I have several thoughts here:

1. For 300 years, content providers have migrated from distribution platform to distribution platform as technology changes. Thus, the effort to increase studio revenues from CDs is an attempt to make the financial best of a bad (and getting worse) situation. Here, the studios are seeking to earn a bit more change while in transition. For the distributors, however, such as Netflix and Redbox, there is the potential double whammy of a declining revenue share and ultimate obsolescence as a distribution platform.

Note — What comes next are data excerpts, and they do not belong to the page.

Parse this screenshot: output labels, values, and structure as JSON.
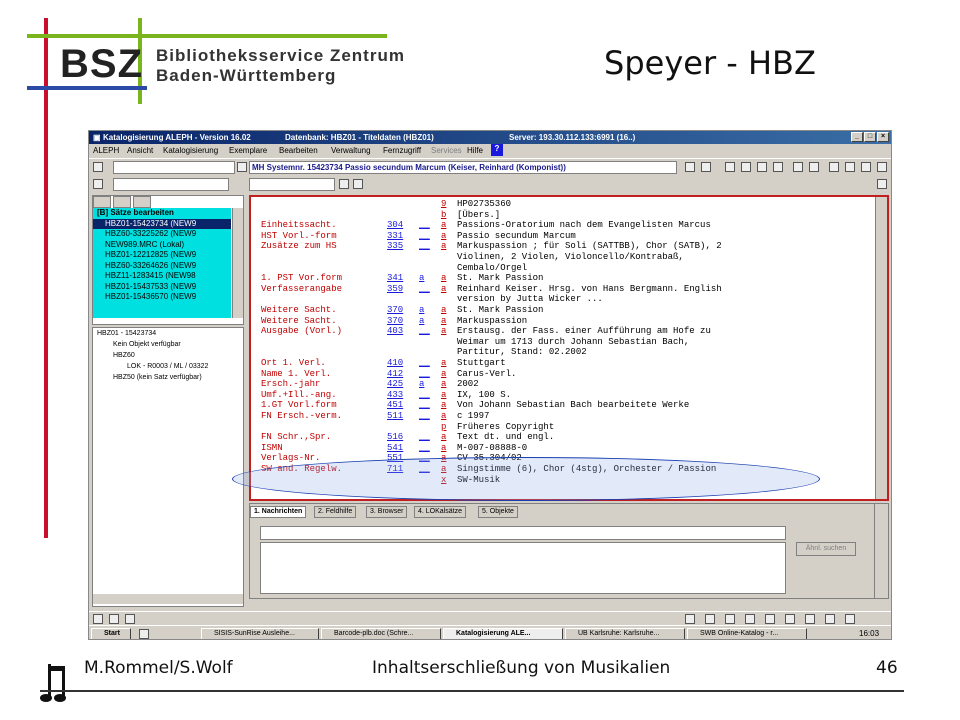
{
  "slide": {
    "logo_text": "BSZ",
    "org_line1": "Bibliotheksservice Zentrum",
    "org_line2": "Baden-Württemberg",
    "title": "Speyer - HBZ",
    "footer_left": "M.Rommel/S.Wolf",
    "footer_center": "Inhaltserschließung von Musikalien",
    "page_number": "46"
  },
  "window": {
    "title": "Katalogisierung ALEPH - Version 16.02",
    "database": "Datenbank: HBZ01 - Titeldaten (HBZ01)",
    "server": "Server: 193.30.112.133:6991 (16..)",
    "minimize": "_",
    "maximize": "□",
    "close": "×"
  },
  "menu": [
    "ALEPH",
    "Ansicht",
    "Katalogisierung",
    "Exemplare",
    "Bearbeiten",
    "Verwaltung",
    "Fernzugriff",
    "Services",
    "Hilfe"
  ],
  "toolbar": {
    "record_header": "MH Systemnr. 15423734 Passio secundum Marcum (Keiser, Reinhard (Komponist))"
  },
  "nav": {
    "root_label": "[B] Sätze bearbeiten",
    "items": [
      "HBZ01-15423734 (NEW9",
      "HBZ60-33225262 (NEW9",
      "NEW989.MRC (Lokal)",
      "HBZ01-12212825 (NEW9",
      "HBZ60-33264626 (NEW9",
      "HBZ11-1283415 (NEW98",
      "HBZ01-15437533 (NEW9",
      "HBZ01-15436570 (NEW9"
    ]
  },
  "tree": {
    "root": "HBZ01 - 15423734",
    "no_object": "Kein Objekt verfügbar",
    "hbz60": "HBZ60",
    "lok": "LOK - R0003 / ML / 03322",
    "hbz50": "HBZ50 (kein Satz verfügbar)"
  },
  "record": [
    {
      "label": "",
      "tag": "",
      "ind": "",
      "sub": "9",
      "value": "HP02735360"
    },
    {
      "label": "",
      "tag": "",
      "ind": "",
      "sub": "b",
      "value": "[Übers.]"
    },
    {
      "label": "Einheitssacht.",
      "tag": "304",
      "ind": "__",
      "sub": "a",
      "value": "Passions-Oratorium nach dem Evangelisten Marcus"
    },
    {
      "label": "HST Vorl.-form",
      "tag": "331",
      "ind": "__",
      "sub": "a",
      "value": "Passio secundum Marcum"
    },
    {
      "label": "Zusätze zum HS",
      "tag": "335",
      "ind": "__",
      "sub": "a",
      "value": "Markuspassion ; für Soli (SATTBB), Chor (SATB), 2"
    },
    {
      "label": "",
      "tag": "",
      "ind": "",
      "sub": "",
      "value": "Violinen, 2 Violen, Violoncello/Kontrabaß,"
    },
    {
      "label": "",
      "tag": "",
      "ind": "",
      "sub": "",
      "value": "Cembalo/Orgel"
    },
    {
      "label": "1. PST Vor.form",
      "tag": "341",
      "ind": "a",
      "sub": "a",
      "value": "St. Mark Passion"
    },
    {
      "label": "Verfasserangabe",
      "tag": "359",
      "ind": "__",
      "sub": "a",
      "value": "Reinhard Keiser. Hrsg. von Hans Bergmann. English"
    },
    {
      "label": "",
      "tag": "",
      "ind": "",
      "sub": "",
      "value": "version by Jutta Wicker ..."
    },
    {
      "label": "Weitere Sacht.",
      "tag": "370",
      "ind": "a",
      "sub": "a",
      "value": "St. Mark Passion"
    },
    {
      "label": "Weitere Sacht.",
      "tag": "370",
      "ind": "a",
      "sub": "a",
      "value": "Markuspassion"
    },
    {
      "label": "Ausgabe (Vorl.)",
      "tag": "403",
      "ind": "__",
      "sub": "a",
      "value": "Erstausg. der Fass. einer Aufführung am Hofe zu"
    },
    {
      "label": "",
      "tag": "",
      "ind": "",
      "sub": "",
      "value": "Weimar um 1713 durch Johann Sebastian Bach,"
    },
    {
      "label": "",
      "tag": "",
      "ind": "",
      "sub": "",
      "value": "Partitur, Stand: 02.2002"
    },
    {
      "label": "Ort 1. Verl.",
      "tag": "410",
      "ind": "__",
      "sub": "a",
      "value": "Stuttgart"
    },
    {
      "label": "Name 1. Verl.",
      "tag": "412",
      "ind": "__",
      "sub": "a",
      "value": "Carus-Verl."
    },
    {
      "label": "Ersch.-jahr",
      "tag": "425",
      "ind": "a",
      "sub": "a",
      "value": "2002"
    },
    {
      "label": "Umf.+Ill.-ang.",
      "tag": "433",
      "ind": "__",
      "sub": "a",
      "value": "IX, 100 S."
    },
    {
      "label": "1.GT Vorl.form",
      "tag": "451",
      "ind": "__",
      "sub": "a",
      "value": "Von Johann Sebastian Bach bearbeitete Werke"
    },
    {
      "label": "FN Ersch.-verm.",
      "tag": "511",
      "ind": "__",
      "sub": "a",
      "value": "c 1997"
    },
    {
      "label": "",
      "tag": "",
      "ind": "",
      "sub": "p",
      "value": "Früheres Copyright"
    },
    {
      "label": "FN Schr.,Spr.",
      "tag": "516",
      "ind": "__",
      "sub": "a",
      "value": "Text dt. und engl."
    },
    {
      "label": "ISMN",
      "tag": "541",
      "ind": "__",
      "sub": "a",
      "value": "M-007-08888-0"
    },
    {
      "label": "Verlags-Nr.",
      "tag": "551",
      "ind": "__",
      "sub": "a",
      "value": "CV 35.304/02"
    },
    {
      "label": "SW and. Regelw.",
      "tag": "711",
      "ind": "__",
      "sub": "a",
      "value": "Singstimme (6), Chor (4stg), Orchester / Passion"
    },
    {
      "label": "",
      "tag": "",
      "ind": "",
      "sub": "x",
      "value": "SW-Musik"
    }
  ],
  "bottom_tabs": [
    "1. Nachrichten",
    "2. Feldhilfe",
    "3. Browser",
    "4. LOKalsätze",
    "5. Objekte"
  ],
  "bottom": {
    "search_button": "Ähnl. suchen"
  },
  "taskbar": {
    "start": "Start",
    "tasks": [
      "SISIS-SunRise Ausleihe...",
      "Barcode-plb.doc (Schre...",
      "Katalogisierung ALE...",
      "UB Karlsruhe: Karlsruhe...",
      "SWB Online-Katalog - r..."
    ],
    "clock": "16:03"
  },
  "colors": {
    "accent_red": "#c8102e",
    "accent_green": "#7ab51d",
    "accent_blue": "#2b4aa6",
    "nav_highlight": "#00e0e0"
  }
}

2. The studios (and potential distribution platforms) are far from formulating a successful strategy in the post-DVD world. One advantage of movies over music is the commercial advantage of the movie theatre over the concert and music halls. But the revenues from movie theatres is not enough. Despite a half a decade of talk, the jury is still out whether the movie studios will fare any better commercially than their music colleagues in the online space. In the words of Barton Crockett of Lazard Capital Markets, "They've been practicing for some of these dance steps for a long time. It's time they hit the dance floor."

3. The strategic options available to the movie industry should take into account the wider world of emerging markets. Hardly a day goes by without a business pundit observing that emerging markets will be the focus of economic growth for the foreseeable future. Hollywood, Bollywood, and Nollywood may each have its own core market, and the DVD market is hardly the same for all of them. Indeed, I am not sure the extent of the DVD market for emerging market film industries. But down the line, all will have confront the challenge of online distribution. I, for one, would like to see more discussion of the challenges of online distribution in this broader context.